El rabino las leyó y levantó la vista, y las palabras se volvieron a cubrir de gotas y desaparecieron.

—Mi hijo —dijo el rabino.

«Es más que un juego —escribió ahora Litvak, en la oficina del estrecho de Peril, mientras él y Roboy esperaban la llegada de aquel hijo díscolo e irredento—. Yo prefiero luchar para llevarme un premio aunque sea dudoso que esperar a ver qué migajas me echan.»

—Supongo que en alguna parte de eso hay un credo —dijo Roboy—. Tal vez todavía haya esperanza en usted.

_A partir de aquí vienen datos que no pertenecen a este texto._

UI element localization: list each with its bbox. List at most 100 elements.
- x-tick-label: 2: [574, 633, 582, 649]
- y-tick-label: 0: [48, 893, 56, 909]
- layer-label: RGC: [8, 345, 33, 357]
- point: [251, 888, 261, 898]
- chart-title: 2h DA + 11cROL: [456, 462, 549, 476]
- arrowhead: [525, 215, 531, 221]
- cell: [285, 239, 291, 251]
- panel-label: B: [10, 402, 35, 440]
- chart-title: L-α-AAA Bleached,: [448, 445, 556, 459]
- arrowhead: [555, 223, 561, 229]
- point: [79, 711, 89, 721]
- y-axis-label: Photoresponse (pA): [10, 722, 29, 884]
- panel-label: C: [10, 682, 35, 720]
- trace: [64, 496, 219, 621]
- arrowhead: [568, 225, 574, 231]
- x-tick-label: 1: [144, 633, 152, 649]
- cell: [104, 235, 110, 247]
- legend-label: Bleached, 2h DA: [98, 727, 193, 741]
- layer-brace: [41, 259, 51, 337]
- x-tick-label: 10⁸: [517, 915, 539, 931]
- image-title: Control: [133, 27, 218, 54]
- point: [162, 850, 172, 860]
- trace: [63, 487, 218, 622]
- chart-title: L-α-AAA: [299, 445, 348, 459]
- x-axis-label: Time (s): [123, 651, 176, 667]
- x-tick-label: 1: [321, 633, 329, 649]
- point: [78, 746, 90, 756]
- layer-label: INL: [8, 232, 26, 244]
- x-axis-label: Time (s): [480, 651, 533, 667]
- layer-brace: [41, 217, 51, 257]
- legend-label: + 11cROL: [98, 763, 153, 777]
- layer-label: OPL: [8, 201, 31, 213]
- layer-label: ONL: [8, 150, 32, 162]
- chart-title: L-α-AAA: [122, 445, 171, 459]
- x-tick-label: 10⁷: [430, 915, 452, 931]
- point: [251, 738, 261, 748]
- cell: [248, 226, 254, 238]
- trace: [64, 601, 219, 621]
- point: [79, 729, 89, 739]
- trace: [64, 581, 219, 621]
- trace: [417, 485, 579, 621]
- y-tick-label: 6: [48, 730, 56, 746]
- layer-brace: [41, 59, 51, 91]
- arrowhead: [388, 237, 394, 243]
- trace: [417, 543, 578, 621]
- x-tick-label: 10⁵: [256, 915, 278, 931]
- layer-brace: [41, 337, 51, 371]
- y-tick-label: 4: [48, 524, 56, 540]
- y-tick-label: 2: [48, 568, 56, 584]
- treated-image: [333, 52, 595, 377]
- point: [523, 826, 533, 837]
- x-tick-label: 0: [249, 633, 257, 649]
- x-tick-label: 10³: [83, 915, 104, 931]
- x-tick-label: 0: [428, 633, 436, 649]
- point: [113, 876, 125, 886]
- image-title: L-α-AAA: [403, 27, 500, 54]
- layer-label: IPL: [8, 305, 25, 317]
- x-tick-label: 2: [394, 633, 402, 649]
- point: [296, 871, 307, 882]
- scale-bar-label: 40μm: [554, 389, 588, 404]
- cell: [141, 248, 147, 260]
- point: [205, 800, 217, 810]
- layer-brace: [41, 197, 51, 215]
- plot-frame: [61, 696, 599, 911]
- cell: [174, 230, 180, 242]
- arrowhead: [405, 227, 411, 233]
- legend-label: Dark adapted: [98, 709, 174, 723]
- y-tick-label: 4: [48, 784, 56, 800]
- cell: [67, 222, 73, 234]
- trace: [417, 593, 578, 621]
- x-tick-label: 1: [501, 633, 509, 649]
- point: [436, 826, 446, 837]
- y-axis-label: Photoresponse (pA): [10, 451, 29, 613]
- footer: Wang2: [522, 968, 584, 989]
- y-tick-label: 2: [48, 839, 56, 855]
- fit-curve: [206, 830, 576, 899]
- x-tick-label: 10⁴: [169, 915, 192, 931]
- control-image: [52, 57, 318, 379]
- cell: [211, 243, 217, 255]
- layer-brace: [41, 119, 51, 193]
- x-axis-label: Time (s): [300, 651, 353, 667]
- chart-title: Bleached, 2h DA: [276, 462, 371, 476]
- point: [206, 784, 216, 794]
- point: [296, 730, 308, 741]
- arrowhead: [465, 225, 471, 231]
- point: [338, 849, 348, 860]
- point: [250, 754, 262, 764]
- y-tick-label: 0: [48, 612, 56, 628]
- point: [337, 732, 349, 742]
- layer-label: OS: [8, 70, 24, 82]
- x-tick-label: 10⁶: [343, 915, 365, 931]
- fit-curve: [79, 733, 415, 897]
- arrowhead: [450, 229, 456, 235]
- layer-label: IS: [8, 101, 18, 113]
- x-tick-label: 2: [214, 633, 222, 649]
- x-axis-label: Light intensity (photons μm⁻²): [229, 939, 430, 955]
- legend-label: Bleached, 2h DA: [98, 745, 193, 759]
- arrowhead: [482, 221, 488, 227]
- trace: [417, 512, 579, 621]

A cambio de proporcionarles mano de obra, un Mesías y más financiación de la que podrían imaginarse, lo único que les pidió alguna vez Litvak a sus socios, clientes, jefes y socios en aquella empresa fue que nunca esperaran que él se creyera las tonterías en que creían ellos. Allí donde ellos veían el fruto de los deseos divinos en una vaquilla roja recién nacida, él veía el producto de un millón de dólares en dinero del contribuyente gastados secretamente en semen de toro y fertilización in vitro. En la quema final de aquella vaquilla roja, ellos veían la purificación de todo Israel y el cumplimiento de una promesa que tenía milenios de antigüedad. Litvak veía, como mucho, una maniobra necesaria dentro de una partida muy antigua: la supervivencia de los judíos.

«Oh, yo no diría tanto.»

Se oyeron golpes en la puerta y Micky Vayner asomó la cabeza.

—He venido a recordarle aquello, señor —dijo con su buen hebreo de americano.

Litvak miró con cara inexpresiva aquella cara rosada con sus párpados pelados y su barbilla blanda de bebé.

—Cinco minutos para la puesta del sol. Me dijo usted que se lo recordara.

Litvak fue a la ventana. El cielo tenía rayas en los mismos tonos rosado, verde y gris luminoso que la piel de un salmón. Estaba claro, veía una estrella o un planeta en lo alto. Hizo un gesto de agradecimiento con la cabeza en dirección a Micky Vayner. Luego cerró la caja del ajedrez y engarzó el cierre.